Though it’s been linked tenuously in the past to psychological stressors and genetics, the majority of cases of spontaneous coronary artery dissection (SCAD) can’t be traced back to a concomitant arteriopathy, inflammatory disorder or evident risk factor, according to research published in the American Journal of Cardiology Oct. 29.
SCAD, a heterogeneous clinical syndrome commonly associated with systemic arteriopathies, inflammatory diseases and illicit drug use, is often identified when men and women present to the hospital with an acute coronary syndrome (ACS), corresponding author Deepak L. Bhatt, MD, MPH, and colleagues wrote in AJC. It’s also been tied to Crohn’s disease, systemic lupus, Marfan syndrome, Ehler-Danlos, fibromuscular dysplasia, migraines, and cocaine, amphetamine and steroid abuse.
“Despite advances in diagnosis using angiography, intravascular ultrasound and optical coherence tomography, the pathogenesis of SCAD remains unknown,” Bhatt, of Brigham and Women’s Hospital and Harvard Medical School, and coauthors wrote. “Interestingly, SCAD patients tend not to have typical risk factors for ACS such as diabetes, smoking, dyslipidemia or obesity.”
Instead, it looks like the pathophysiology of SCAD is heterogenous, the authors said, likely involving a host of genetic and hormonal factors.
To evaluate phenotypes of SCAD in the U.S., Bhatt et al. extracted data from 66,360 SCAD patients enrolled in the National Inpatient Sample between January 2004 and September 2015. A little under half of the pool were women, and on average patients were 63 years old.
The researchers said most cases of SCAD showed few connections to concomitant arteriopathies, inflammatory disorders or apparent risk factors, but they did identify a handful of factors that might have influenced the progression of the condition.
The strongest link existed between SCAD and depression—5.14 percent of patients presented with both conditions. One percent had rheumatoid arthritis, 0.96 percent had anxiety, 0.82 had a migraine disorder and 0.66 percent said they used steroids. SCAD patients also presented with:
- Malignant hypertension (0.58 percent)
- Systemic lupus erythematosus (0.42 percent)
- Cocaine abuse (0.38 percent)
- Hypertensive heart or renal disease (0.32 percent)

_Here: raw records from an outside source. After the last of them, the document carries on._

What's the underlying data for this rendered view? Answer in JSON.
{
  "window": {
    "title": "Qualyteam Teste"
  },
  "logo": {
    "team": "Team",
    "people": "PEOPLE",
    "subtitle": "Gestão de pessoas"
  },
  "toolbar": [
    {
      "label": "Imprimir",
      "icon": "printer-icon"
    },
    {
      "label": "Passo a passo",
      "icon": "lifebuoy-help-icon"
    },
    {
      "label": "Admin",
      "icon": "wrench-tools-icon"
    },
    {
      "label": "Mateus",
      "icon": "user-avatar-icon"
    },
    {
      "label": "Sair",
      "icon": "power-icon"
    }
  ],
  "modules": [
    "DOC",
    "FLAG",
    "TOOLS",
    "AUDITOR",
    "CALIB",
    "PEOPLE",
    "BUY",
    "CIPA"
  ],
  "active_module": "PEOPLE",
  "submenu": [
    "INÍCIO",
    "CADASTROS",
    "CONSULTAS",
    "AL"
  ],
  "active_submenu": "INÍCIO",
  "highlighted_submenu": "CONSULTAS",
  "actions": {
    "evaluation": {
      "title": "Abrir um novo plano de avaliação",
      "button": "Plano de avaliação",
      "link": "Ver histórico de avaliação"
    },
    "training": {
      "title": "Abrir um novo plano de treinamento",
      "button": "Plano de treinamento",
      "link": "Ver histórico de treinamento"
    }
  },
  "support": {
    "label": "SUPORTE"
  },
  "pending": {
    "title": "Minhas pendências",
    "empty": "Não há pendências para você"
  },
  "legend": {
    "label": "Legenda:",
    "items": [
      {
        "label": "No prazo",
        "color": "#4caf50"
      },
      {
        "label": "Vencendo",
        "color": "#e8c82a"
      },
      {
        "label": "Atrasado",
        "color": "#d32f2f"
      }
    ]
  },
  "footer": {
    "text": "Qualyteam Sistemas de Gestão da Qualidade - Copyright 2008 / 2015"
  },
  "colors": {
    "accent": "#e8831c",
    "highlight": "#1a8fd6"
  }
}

- Coronary spasm (0.19 percent)
“Although in some case reports and small studies SCAD has been previously reported with several conditions such as psychological stress, autoimmune and inflammatory conditions, or cocaine and amphetamine use, our results did not show those associated conditions were higher in SCAD than non-SCAD ACS patients,” Bhatt and colleagues wrote. “However, our results are consistent with previous reports that SCAD is associated with genetic arteriopathies, fibromuscular dysplasia, both anabolic steroid and corticosteroid use, migraine and some autoimmune and inflammatory conditions.”
In the study, SCAD was also associated with small percentages of Crohn’s disease, celiac disease, hormone replacement therapy, adult autosomal dominant polycystic kidney disease, sarcoidosis, Marfan Syndrome and Kawasaki disease.
“There were two main findings,” the authors wrote. “First, consistent with previously published case reports, we demonstrated that SCAD was associated with a variety of heterogeneous conditions, many of which are not associated with traditional ACS. Second, our study highlighted the use of a large database potentially to characterize an uncommon disease such as SCAD.”